Commentary on Political Economy

Saturday 28 March 2020

HAN CHINESE RATS! YOU ARE ABOUT TO PAY DEARLY FOR YOUR TREACHERY!

“We have seen the G-20 meeting overnight but this situation is very different to the GFC. Trump is not functioning as a global leader, the US-China relationship is fractured and there are major divisions between the US and Europe. The ingredients for effective international co-operation are in short supply. While this is unlikely to spiral into military conflict the crisis is going to degrade US-China relations even further.”
The crisis is a huge boost to Trump’s trade adviser, Peter Navarro, in his protectionist campaign to bring home the supply chain, re-localise US manufacturing capacity, reduce dependency on China and fight intellectual-property theft. The crucial question is how far this goes. The upshot will be a deepening of Trump’s trade and technology war with China. Some changes are easy to identity and justified — China’s share of the US antibiotics market is 95 per cent and that won’t long survive. The legacy from the virus will see vital health products being produced in America as a national security imperative.
The magnitude of the degeneration in US-China ties under Trump and Xi is reflected in the analysis from Ryan Hass, a former foreign service officer now at Brookings: “Under normal circumstances a crisis of such scale would thrust the US into an international leadership role for mobilising resources and rallying countries in a common direction. Such was the case after the devastating Southeast Asian tsunami, during the global financial crisis, amid the outbreak of Ebola in East Africa and on many other occasions in between. It had also become increasingly common for Washington and Beijing to co-ordinate their respective responses to global crises.”
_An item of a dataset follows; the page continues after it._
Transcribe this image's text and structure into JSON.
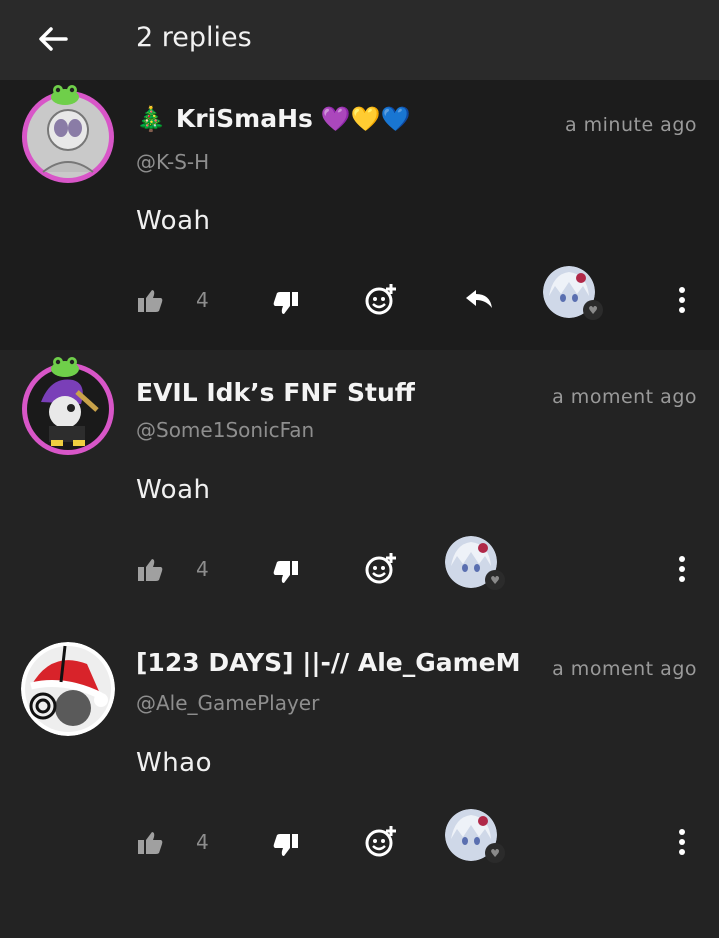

This reminds us that we live in an impoverished global polity. But McGregor sounds a timely warning: “Chinese success is far from guaranteed. They have immense problems, and unlike Western countries, they have little experience of living through a recession.”
Writing a fortnight ago, US entrepreneur, former media executive and China watcher Bill Bishop, now resident in America, said: 
“As things get worse here, and no doubt in other countries as well, I am very afraid that the anger towards China and people of Chinese descent will only increase and possibly explode. Sudden economic downturns, mass illness and death, nationalistic citizenry and political leaders under tremendous pressure who find political benefit in deflecting blame on to an external enemy have led to many disasters throughout history.
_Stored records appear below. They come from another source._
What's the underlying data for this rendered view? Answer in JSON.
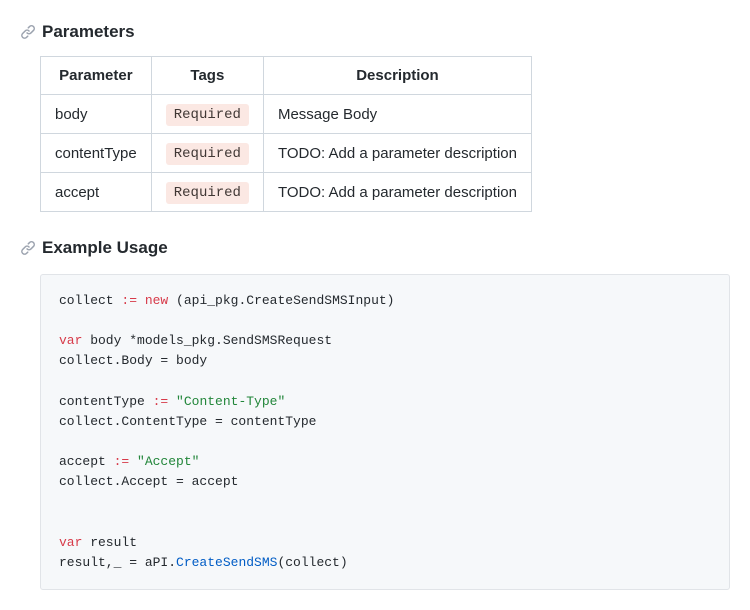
{
  "headings": {
    "parameters": "Parameters",
    "example": "Example Usage"
  },
  "table": {
    "headers": {
      "param": "Parameter",
      "tags": "Tags",
      "desc": "Description"
    },
    "rows": [
      {
        "param": "body",
        "tag": "Required",
        "desc": "Message Body"
      },
      {
        "param": "contentType",
        "tag": "Required",
        "desc": "TODO: Add a parameter description"
      },
      {
        "param": "accept",
        "tag": "Required",
        "desc": "TODO: Add a parameter description"
      }
    ]
  },
  "code": {
    "l1a": "collect ",
    "l1_op": ":=",
    "l1_kw": " new",
    "l1b": " (api_pkg.CreateSendSMSInput)",
    "l3_kw": "var",
    "l3a": " body *models_pkg.SendSMSRequest",
    "l4": "collect.Body = body",
    "l6a": "contentType ",
    "l6_op": ":=",
    "l6_str": " \"Content-Type\"",
    "l7": "collect.ContentType = contentType",
    "l9a": "accept ",
    "l9_op": ":=",
    "l9_str": " \"Accept\"",
    "l10": "collect.Accept = accept",
    "l13_kw": "var",
    "l13a": " result",
    "l14a": "result,_ = aPI.",
    "l14_fn": "CreateSendSMS",
    "l14b": "(collect)"
  }
}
“I cannot think of a more dangerous time in the US-China relationship in the last 40 years and the carnage from the coronavirus has barely begun in the US.”
Meanwhile, the US congress has authorised the $US2.2 trillion ($3.67 trillion) package, equivalent to 10 per cent of GDP, the largest in history, with funds going to laid-off workers, small business, big corporates, middle class and low-income Americans. It cannot halt an American recession. The package is more survival than stimulus. James Bullard, head of the Federal Reserve Bank of St Louis, predicted unemployment would reach 46 million or 30 per cent of the workforce.
Perhaps the ultimate irony is that the virus will facilitate the world that Trump wanted and the agenda on which he was elected — it will fuel nationalism, weaken support for free trade, foment protectionism at home, prove the fragility of international institutions, encourage stronger border controls (what about a health declaration along with your passport?) and further strain the ties between the US and its European allies. Who says he cannot be re-elected?
But the ultimate play is China. Every sign is that Trump, from the start, sought an economic confrontation with Beijing but wanted to avoid any military confrontation. Now he has got more than he bargained for — not the military showdown — but a comprehensive contest of political systems. By our standards, America should win. America needs to win. But is Trump the man for the job?